Maintaining communication was, and remains, key. The very nature of our business gave us a head start in helping businesses, large and small, manage their calls throughout this, specifically tailoring our systems to their specific needs at any given time. Yet, we have embraced further new tech to work alongside our people for our clients: We quickly integrated Microsoft Teams into our systems so that our PAs could keep a track of their clients’ availability and efficiently manage calls whilst clients were working from home; We developed new online screening bots for clients to use in order to give them piece of mind that customers were symptom-free before any necessary meetings and using the same innovations to ensure social distancing and wellbeing to those who come into the office when restrictions allow. It seemed a very natural extension to the support we provide for businesses.
We are also finding that our customers are using our in-depth analysis systems to get a better understanding of call duration and patterns in calls and so on, as well as for reporting. And we are using them alongside deep learning technologies to identify common requests and common themes so that we can better serve our clients.
Before the pandemic there was significant movement towards more of a conversational and interactive experience when it comes to digital assistant technologies. This has only been heightened as natural language processing is advancing exponentially.
This demand for digital switchboard and new innovations has been a growth area during lockdown as companies were looking at ways to manage all their calls without in-house receptionists and switchboards.
As part of our business model, we offered digital switchboard for free to businesses for three months to help them at the start of lockdown allowing people to engage with an automated assistant by simply talking. Through this use, we’ve found that a voice-controlled switchboard is really gaining in popularity following the widespread adoption and acceptance of technologies like Alexa and Google in people’s homes.
A key area of focus for us, is the area of natural language processing (NLP), bridging the gap further between how we communicate and what a computer can understand. The field is advancing rapidly, and we are actively leveraging pre-trained transformer-based models such as BERT, RoBerta, Longformer to analyze and summarize live chat content. We are also monitoring and testing emerging deep learning models, such as Bigbird from Google and GPT-3 from OpenAI, to help advance our chat and digital switchboard offerings further.
Speech detection continues to get stronger. Currently the technology does not outperform our brilliant people, in my opinion, but it is starting to get closer to the matched experience. For us, however, our tech works hand-in-hand with our people enabling them to deliver brilliant and highly efficient customer service. I can’t see technology replacing people anytime soon. I do see it super-charging people in a way to be even better at what they do so we will just have to watch this space.

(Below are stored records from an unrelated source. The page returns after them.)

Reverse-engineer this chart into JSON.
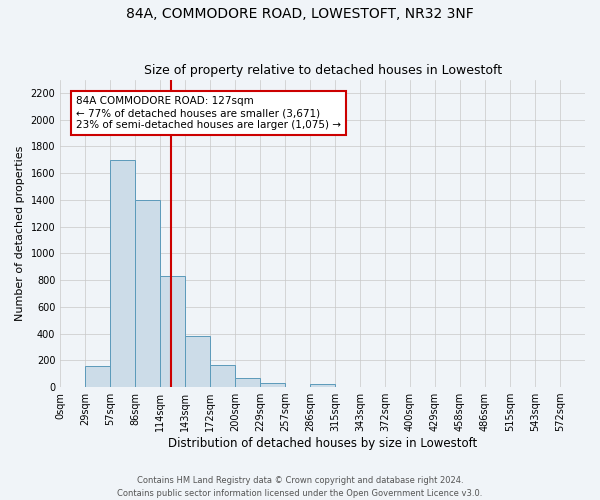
{
  "title": "84A, COMMODORE ROAD, LOWESTOFT, NR32 3NF",
  "subtitle": "Size of property relative to detached houses in Lowestoft",
  "xlabel": "Distribution of detached houses by size in Lowestoft",
  "ylabel": "Number of detached properties",
  "bin_labels": [
    "0sqm",
    "29sqm",
    "57sqm",
    "86sqm",
    "114sqm",
    "143sqm",
    "172sqm",
    "200sqm",
    "229sqm",
    "257sqm",
    "286sqm",
    "315sqm",
    "343sqm",
    "372sqm",
    "400sqm",
    "429sqm",
    "458sqm",
    "486sqm",
    "515sqm",
    "543sqm",
    "572sqm"
  ],
  "bin_values": [
    0,
    155,
    1700,
    1400,
    830,
    385,
    165,
    65,
    30,
    0,
    25,
    0,
    0,
    0,
    0,
    0,
    0,
    0,
    0,
    0,
    0
  ],
  "bar_color": "#ccdce8",
  "bar_edge_color": "#5b9aba",
  "property_line_x": 4,
  "bin_width": 1,
  "ylim": [
    0,
    2300
  ],
  "yticks": [
    0,
    200,
    400,
    600,
    800,
    1000,
    1200,
    1400,
    1600,
    1800,
    2000,
    2200
  ],
  "annotation_title": "84A COMMODORE ROAD: 127sqm",
  "annotation_line1": "← 77% of detached houses are smaller (3,671)",
  "annotation_line2": "23% of semi-detached houses are larger (1,075) →",
  "annotation_box_color": "#ffffff",
  "annotation_box_edge": "#cc0000",
  "vline_color": "#cc0000",
  "footer1": "Contains HM Land Registry data © Crown copyright and database right 2024.",
  "footer2": "Contains public sector information licensed under the Open Government Licence v3.0.",
  "background_color": "#f0f4f8",
  "grid_color": "#c8c8c8",
  "title_fontsize": 10,
  "subtitle_fontsize": 9,
  "tick_fontsize": 7,
  "ylabel_fontsize": 8,
  "xlabel_fontsize": 8.5,
  "footer_fontsize": 6,
  "annotation_fontsize": 7.5
}
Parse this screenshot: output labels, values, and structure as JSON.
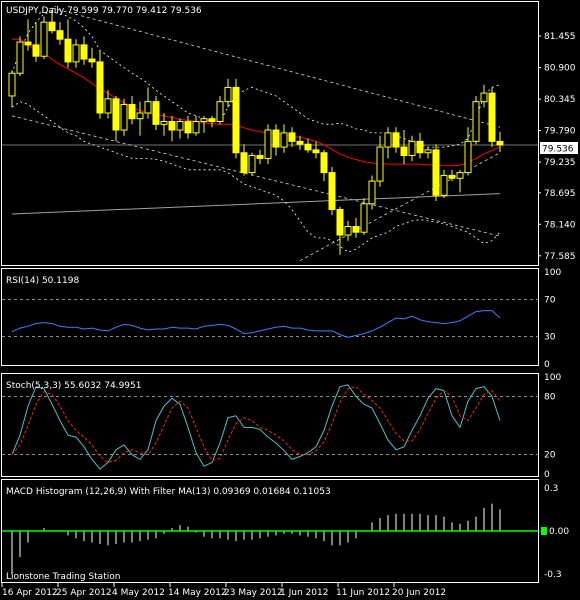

We always put trust at the heart of our tech roadmap and ask ourselves ‘Do our customers or our customers customers’ benefit from this tech innovation and does it improve the overall customer experience’. If the answer is yes, we progress
And finally, linking back to the relationship between humanity and tech, I believe that the future will be in video-based communication. It is increasingly important to us and we are investigating how deep learning can be applied to real-time video in order to power the future.